Joey was almost four years old when I was diagnosed with breast cancer. He was young -- is still young -- but he knows the basics. He knows I've had cancer -- although the seriousness of it is a bit over his head -- and he knows medicine caused my hair to fall out and he knows I see the doctor over and over again and he knows I have sometimes felt not so well. He's been briefed on every step of the journey -- about my surgery, my port, my chemotherapy, my radiation. He's been prepared and informed, in a simple kind of way -- but cancer doesn't seem to phase him much. And sometimes I think this must seem a normal way of life to him, that he might think all little boys have mommies with cancer. And while he has never been outwardly affected by my cancer, he has certainly absorbed all the tidbits that have been shared with him -- and last night, all sorts of bits and pieces came tumbling out of his mouth. His goal was to avoid bedtime and to stay up later. He achieved his goal. But he also walked away with another mini lesson on the topic of cancer. He may have been just as happy with a Q & A session on the existence of the solar system or the functioning of car motors. But what he got -- besides a later bedtime -- was enlightening, I think. For both him and me.

Joey sat on a chair directly across from me last night when he first wandered out of his room. He curled up on a chair and said, Mommy, I want to ask you about this because I think you know a lot about it. I nodded and sighed and prepared myself for just about any line of questioning. And then he said, how do they make shots? It took me a while to determine what kind of shots he was talking about -- I don't know if he even knew at the time -- and we finally agreed on a discussion about injections. I told him about syringes and how they hold medicine and how a needle pinches the skin and how medicine goes into the body. Then he asked me, Do you remember when you had to do your breathing? My breathing. It took me a minute again to pinpoint what he meant. And then it hit me -- he remembered when I told him about the breathing I had to do during my radiation sessions. So I told him the story again -- that I had to put a tube in my mouth and had to listen for someone to tell me over a speaker to hold my breath. I told him that I would hold my breath and then someone would tell me when it was time for me to breath again. I told him that this happened a few times while big machines sent out special rays that would make me better. His response -- why didn't anyone stay in the room with you? He wondered why everyone left the room and why someone had to speak to me through a speaker. He wanted to know why I was all alone. I didn't tell him my real response -- that no one else wants to be in a room when radiation beams are bouncing all over the place -- so I told him instead that these people had to do their work in another room -- which is also true -- and Joey was happy with that. And then his last question came -- what about that metal in your body? Again,  not entirely clear but I soon determined that he was talking about my port. He asked how it got there and I told him a doctor cut my skin, slid it in, and then sewed up my skin. He asked if it hurt and I told him that I was asleep and couldn't feel anything. He sighed, nodded, was content. He marched back to bed, was asleep moments later and has said nothing of our conversation today.
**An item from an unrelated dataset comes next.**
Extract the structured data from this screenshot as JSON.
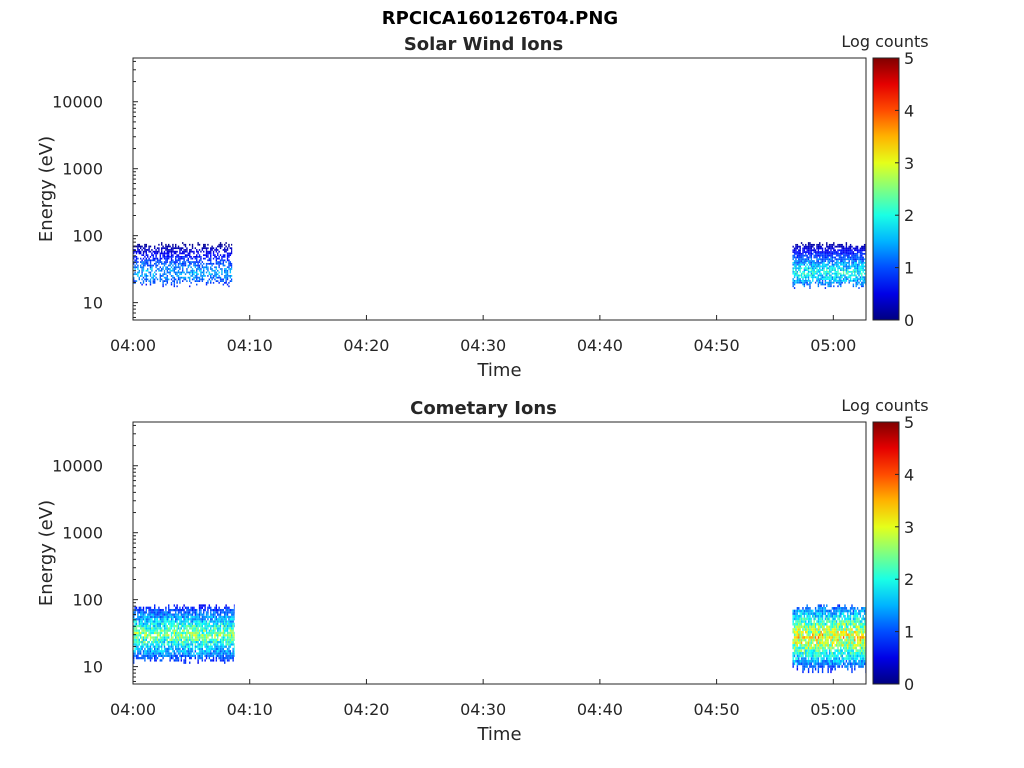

These are the moments I savor -- when my initial frustration about a boy who won't stay in bed turns to pure joy about a boy who, regardless of intentions, talks to me and listens to me and hears my words. A boy who is concerned that I was alone for my radiation treatments and that I may have felt pain when my port was inserted. A boy whose lessons come at a young age and at all hours of the night -- night after night. A boy who just moments ago asked his first important question of the night --  how does drinking water help your sickness go away?